Some results on core EP Drazin matrices and partial isometries
Gholamreza Aghamollaei, Mahdiyeh Mortezaei, Dijana Mosic, Nestor Thome
TL;DR
This paper introduces the new class of core EP Drazin matrices, explores their properties, and investigates conditions under which partial isometries belong to this class, supported by numerical examples.
Contribution
It defines the novel class of core EP Drazin matrices and analyzes their properties and relations to partial isometries, expanding the understanding of generalized inverses.
Findings
Core EP Drazin matrices include EP and normal matrices.
Conditions for partial isometries to be CEPD are established.

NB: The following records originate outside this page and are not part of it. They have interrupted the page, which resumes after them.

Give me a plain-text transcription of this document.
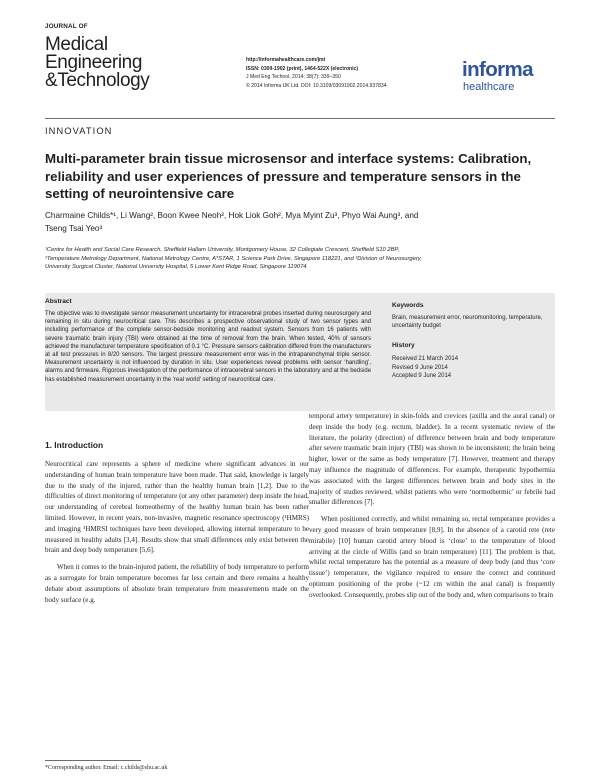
JOURNAL OF
Medical
Engineering
&Technology
http://informahealthcare.com/jmt
ISSN: 0309-1902 (print), 1464-522X (electronic)
J Med Eng Technol, 2014; 38(7): 339–350
© 2014 Informa UK Ltd. DOI: 10.3109/03091902.2014.937834
informa
healthcare
INNOVATION
Multi-parameter brain tissue microsensor and interface systems: Calibration, reliability and user experiences of pressure and temperature sensors in the setting of neurointensive care
Charmaine Childs*¹, Li Wang², Boon Kwee Neoh², Hok Liok Goh², Mya Myint Zu³, Phyo Wai Aung³, and
Tseng Tsai Yeo³
¹Centre for Health and Social Care Research, Sheffield Hallam University, Montgomery House, 32 Collegiate Crescent, Sheffield S10 2BP,
²Temperature Metrology Department, National Metrology Centre, A*STAR, 1 Science Park Drive, Singapore 118221, and ³Division of Neurosurgery,
University Surgical Cluster, National University Hospital, 5 Lower Kent Ridge Road, Singapore 119074
Abstract
The objective was to investigate sensor measurement uncertainty for intracerebral probes inserted during neurosurgery and remaining in situ during neurocritical care. This describes a prospective observational study of two sensor types and including performance of the complete sensor-bedside monitoring and readout system. Sensors from 16 patients with severe traumatic brain injury (TBI) were obtained at the time of removal from the brain. When tested, 40% of sensors achieved the manufacturer temperature specification of 0.1 °C. Pressure sensors calibration differed from the manufacturers at all test pressures in 8/20 sensors. The largest pressure measurement error was in the intraparenchymal triple sensor. Measurement uncertainty is not influenced by duration in situ. User experiences reveal problems with sensor ‘handling’, alarms and firmware. Rigorous investigation of the performance of intracerebral sensors in the laboratory and at the bedside has established measurement uncertainty in the ‘real world’ setting of neurocritical care.
Keywords
Brain, measurement error, neuromonitoring, temperature, uncertainty budget
History
Received 21 March 2014
Revised 9 June 2014
Accepted 9 June 2014
1. Introduction

Neurocritical care represents a sphere of medicine where significant advances in our understanding of human brain temperature have been made. That said, knowledge is largely due to the study of the injured, rather than the healthy human brain [1,2]. Due to the difficulties of direct monitoring of temperature (or any other parameter) deep inside the head, our understanding of cerebral homeothermy of the healthy human brain has been rather limited. However, in recent years, non-invasive, magnetic resonance spectroscopy (¹HMRS) and imaging ¹HMRSI techniques have been developed, allowing internal temperature to be measured in healthy adults [3,4]. Results show that small differences only exist between the brain and deep body temperature [5,6].

When it comes to the brain-injured patient, the reliability of body temperature to perform as a surrogate for brain temperature becomes far less certain and there remains a healthy debate about assumptions of absolute brain temperature from measurements made on the body surface (e.g.

temporal artery temperature) in skin-folds and crevices (axilla and the aural canal) or deep inside the body (e.g. rectum, bladder). In a recent systematic review of the literature, the polarity (direction) of difference between brain and body temperature after severe traumatic brain injury (TBI) was shown to be inconsistent; the brain being higher, lower or the same as body temperature [7]. However, treatment and therapy may influence the magnitude of differences. For example, therapeutic hypothermia was associated with the largest differences between brain and body sites in the majority of studies reviewed, whilst patients who were ‘normothermic’ or febrile had smaller differences [7].

When positioned correctly, and whilst remaining so, rectal temperature provides a very good measure of brain temperature [8,9]. In the absence of a carotid rete (rete mirabile) [10] human carotid artery blood is ‘close’ to the temperature of blood arriving at the circle of Willis (and so brain temperature) [11]. The problem is that, whilst rectal temperature has the potential as a measure of deep body (and thus ‘core tissue’) temperature, the vigilance required to ensure the correct and continued optimum positioning of the probe (~12 cm within the anal canal) is frequently overlooked. Consequently, probes slip out of the body and, when comparisons to brain

*Corresponding author. Email: c.childs@shu.ac.uk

Numerical examples illustrate the main theoretical results.
Abstract
In this paper, by using the core EP inverse and the Drazin inverse which are two well known generalized inverses, a new class of matrices entitled core EP Drazin matrices (shortly, CEPD matrices) is introduced. This class contains the set of all EP matrices and also the set of normal matrices. Some algebraic properties of these matrices are also investigated. Moreover, some results about the Drazin inverse and the core EP inverse of partial isometries are derived, and using them, some conditions for which partial isometries are CEPD, are obtained. To illustrate the main results, some numerical examples are given.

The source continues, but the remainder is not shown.